I started thinking about an experiment I did a few years back, where I sent the kids to school wearing pedometers. I don’t recall exactly what the numbers were, but I know they were pathetic.
My kids ride a school bus five days a week. A little under an hour each way.
They sit in class all day.
They sit at lunchtime. (Not for long, though. I can’t get over how short lunchtime is for kids.)
They sit while doing homework.
They sit for dinner. And usually we sit for at least one show before bed.
Here’s the thing: I think we’re actually pretty active people. We go places. We play sports. We work out. We walk the dog a billion times a day. We have a neverending list of outdoor chores that need doing. We nag the kids to go play outside and it’s as simple as throwing them out the door.
I’m not so sure all kids are so lucky.
But… we still sit a whole lot.

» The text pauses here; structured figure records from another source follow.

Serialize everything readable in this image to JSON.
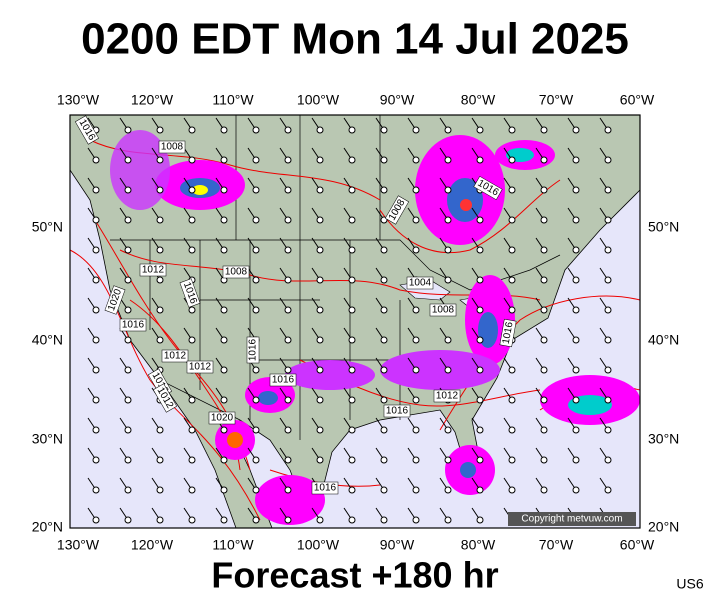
{
  "title": "0200 EDT Mon 14 Jul 2025",
  "footer": "Forecast +180 hr",
  "region": "US6",
  "copyright": "Copyright metvuw.com",
  "lon_labels": [
    "130°W",
    "120°W",
    "110°W",
    "100°W",
    "90°W",
    "80°W",
    "70°W",
    "60°W"
  ],
  "lat_labels": [
    "50°N",
    "40°N",
    "30°N",
    "20°N"
  ],
  "isobar_labels": [
    "1016",
    "1008",
    "1012",
    "1008",
    "1016",
    "1020",
    "1016",
    "1012",
    "1012",
    "1016",
    "1012",
    "1020",
    "1016",
    "1016",
    "1016",
    "1016",
    "1012",
    "1008",
    "1004",
    "1008",
    "1016",
    "1016"
  ]
}
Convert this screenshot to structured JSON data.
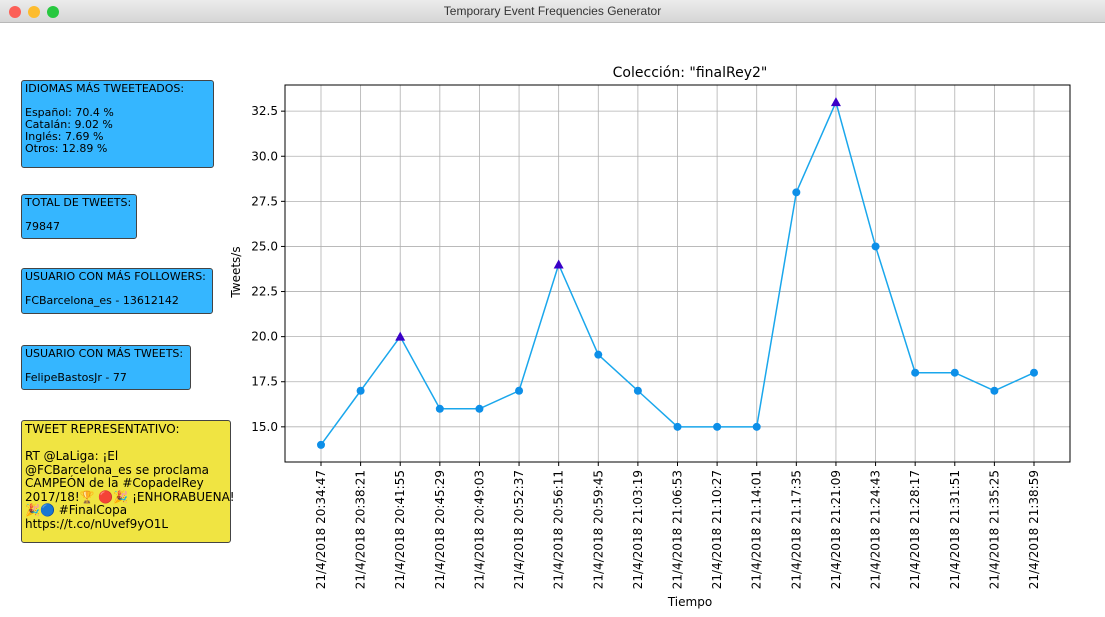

And I can’t control how much sitting they do in school.
It bothers me. Does it bother you?
How much do you nag your kids to get outside? And how do you keep them active during the winter months?
In the name of research, I bought myself a monitor to track my own activity as a work-at-home mom, and another for my kids, which appears to track intervals and intensity (in other words, how many bouts of physical activity as opposed to just number of steps). I’m interested and a little reluctant to find out just how sedentary our lives really are… updates to come.